Co-founder of Ava Winery, Alec Lee, and his team of engineers are working hard in their 460 square meter facility in San Francisco to assemble wine molecule by molecule.
“We create the wine without any grapes, yeast or any kind of fermentation,” said Lee. He and his team do this by analyzing the molecular profiles of certain wines and reconstructing them as a bioidentical match to more expensive wines such as the 1973 Chateau Montelena Chardonnay, that would usually set you back $11,000.
In the lab, eight scientists mimic the hundreds of compounds that give wine its aroma, body and taste by using gas and liquid chromatography and mass spectometry allowing them to reduce the substances to their component parts.

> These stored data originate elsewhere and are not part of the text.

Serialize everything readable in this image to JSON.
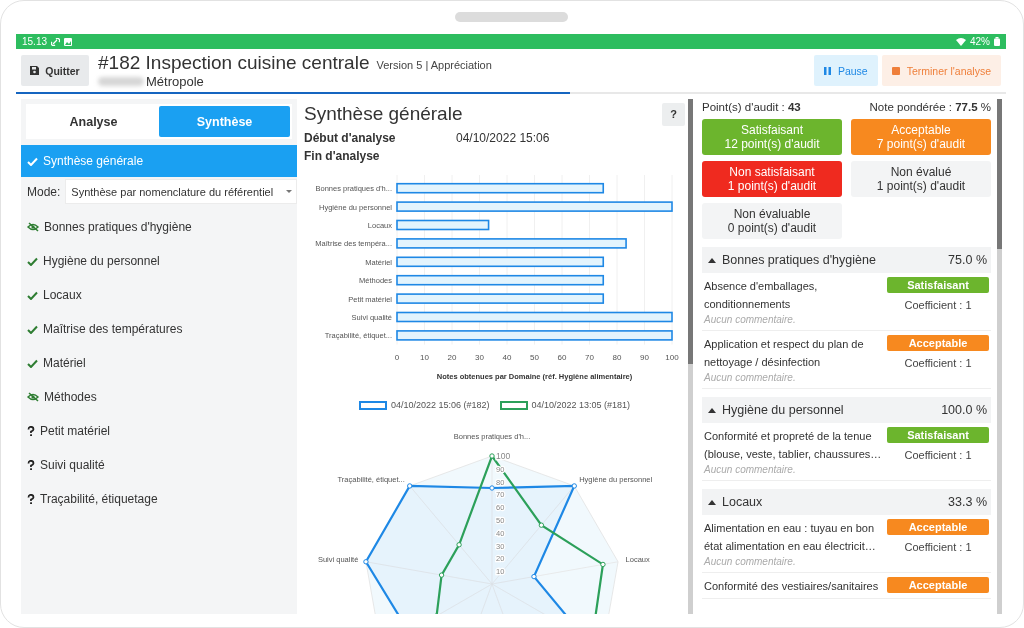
{
  "status_bar": {
    "time": "15.13",
    "battery": "42%"
  },
  "header": {
    "quit_button": "Quitter",
    "title": "#182 Inspection cuisine centrale",
    "version": "Version 5 | Appréciation",
    "subtitle": "Métropole",
    "buttons": [
      {
        "label": "Pause",
        "kind": "pause"
      },
      {
        "label": "Terminer l'analyse",
        "kind": "stop"
      }
    ],
    "progress": {
      "level": 0.56
    }
  },
  "tabs": [
    {
      "label": "Analyse",
      "selected": false
    },
    {
      "label": "Synthèse",
      "selected": true
    }
  ],
  "sidebar": {
    "summary_item": {
      "label": "Synthèse générale",
      "selected": true
    },
    "mode": {
      "label": "Mode:",
      "value": "Synthèse par nomenclature du référentiel"
    },
    "domains": [
      {
        "label": "Bonnes pratiques d'hygiène",
        "kind": "hidden",
        "selected": false
      },
      {
        "label": "Hygiène du personnel",
        "kind": "done",
        "selected": false
      },
      {
        "label": "Locaux",
        "kind": "done",
        "selected": false
      },
      {
        "label": "Maîtrise des températures",
        "kind": "done",
        "selected": false
      },
      {
        "label": "Matériel",
        "kind": "done",
        "selected": false
      },
      {
        "label": "Méthodes",
        "kind": "hidden",
        "selected": false
      },
      {
        "label": "Petit matériel",
        "kind": "unknown",
        "selected": false
      },
      {
        "label": "Suivi qualité",
        "kind": "unknown",
        "selected": false
      },
      {
        "label": "Traçabilité, étiquetage",
        "kind": "unknown",
        "selected": false
      }
    ]
  },
  "main": {
    "title": "Synthèse générale",
    "help_button": "?",
    "fields": [
      {
        "label": "Début d'analyse",
        "value": "04/10/2022 15:06"
      },
      {
        "label": "Fin d'analyse"
      }
    ],
    "chart_data": {
      "type": "bar",
      "orientation": "horizontal",
      "xlabel": "Notes obtenues par Domaine (réf. Hygiène alimentaire)",
      "categories": [
        "Bonnes pratiques d'h...",
        "Hygiène du personnel",
        "Locaux",
        "Maîtrise des tempéra...",
        "Matériel",
        "Méthodes",
        "Petit matériel",
        "Suivi qualité",
        "Traçabilité, étiquet..."
      ],
      "series": [
        {
          "name": "04/10/2022 15:06 (#182)",
          "color": "#1e88e5",
          "values": [
            75,
            100,
            33.3,
            83.3,
            75,
            75,
            75,
            100,
            100
          ]
        },
        {
          "name": "04/10/2022 13:05 (#181)",
          "color": "#2ca05a",
          "values": [
            null,
            null,
            null,
            null,
            null,
            null,
            null,
            null,
            null
          ]
        }
      ],
      "xlim": [
        0,
        100
      ],
      "xticks": [
        0,
        10,
        20,
        30,
        40,
        50,
        60,
        70,
        80,
        90,
        100
      ],
      "grid": true
    },
    "radar": {
      "axis_labels": [
        "Bonnes pratiques d'h...",
        "Hygiène du personnel",
        "Locaux",
        "Suivi qualité",
        "Traçabilité, étiquet..."
      ],
      "ticks": [
        "100",
        "90",
        "80",
        "70",
        "60",
        "50",
        "40",
        "30",
        "20",
        "10"
      ]
    }
  },
  "results": {
    "audit_points": "Point(s) d'audit : **43**",
    "weighted_score": "Note pondérée : **77.5** %",
    "tiles": [
      {
        "label": "Satisfaisant",
        "count": "12 point(s) d'audit",
        "color": "#6cb52d"
      },
      {
        "label": "Acceptable",
        "count": "7 point(s) d'audit",
        "color": "#f7891f"
      },
      {
        "label": "Non satisfaisant",
        "count": "1 point(s) d'audit",
        "color": "#ef2a1f"
      },
      {
        "label": "Non évalué",
        "count": "1 point(s) d'audit",
        "color": "#f3f4f5"
      },
      {
        "label": "Non évaluable",
        "count": "0 point(s) d'audit",
        "color": "#f3f4f5"
      }
    ],
    "sections": [
      {
        "title": "Bonnes pratiques d'hygiène",
        "score": "75.0 %",
        "expanded": true,
        "items": [
          {
            "lines": [
              "Absence d'emballages,",
              "conditionnements"
            ],
            "status": "Satisfaisant",
            "color": "#6cb52d",
            "coefficient": "Coefficient : 1",
            "comment": "Aucun commentaire."
          },
          {
            "lines": [
              "Application et respect du plan de",
              "nettoyage / désinfection"
            ],
            "status": "Acceptable",
            "color": "#f7891f",
            "coefficient": "Coefficient : 1",
            "comment": "Aucun commentaire."
          }
        ]
      },
      {
        "title": "Hygiène du personnel",
        "score": "100.0 %",
        "expanded": true,
        "items": [
          {
            "lines": [
              "Conformité et propreté de la tenue",
              "(blouse, veste, tablier, chaussures…"
            ],
            "status": "Satisfaisant",
            "color": "#6cb52d",
            "coefficient": "Coefficient : 1",
            "comment": "Aucun commentaire."
          }
        ]
      },
      {
        "title": "Locaux",
        "score": "33.3 %",
        "expanded": true,
        "items": [
          {
            "lines": [
              "Alimentation en eau : tuyau en bon",
              "état alimentation en eau électricit…"
            ],
            "status": "Acceptable",
            "color": "#f7891f",
            "coefficient": "Coefficient : 1",
            "comment": "Aucun commentaire."
          },
          {
            "lines": [
              "Conformité des vestiaires/sanitaires"
            ],
            "status": "Acceptable",
            "color": "#f7891f"
          }
        ]
      }
    ]
  }
}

They then source the precise molecules from the companies that synthesize them for the food industry. “There are a host of natural sources for the components; it’s just a matter of extracting them,” Lee says. “A peachy smell in a moscato is caused by the same molecule as you’d find in an actual peach, for instance.”
Mixed with the right amount of water, ethanol and sugars, these molecules produce an exact copy of the original wine and are then teamed with techniques that simulate the effects of ageing.
Ava Winery was established in 2015 and since then has received mixed reviews. However, the Moscato d’Asti that they have been working on for some time has fared well in blind taste tests.
By the end of this year, the company is hoping to have products on US shelves before expanding to Europe and Asia. They also wish to branch out further to luxury goods like chocolate and coffee.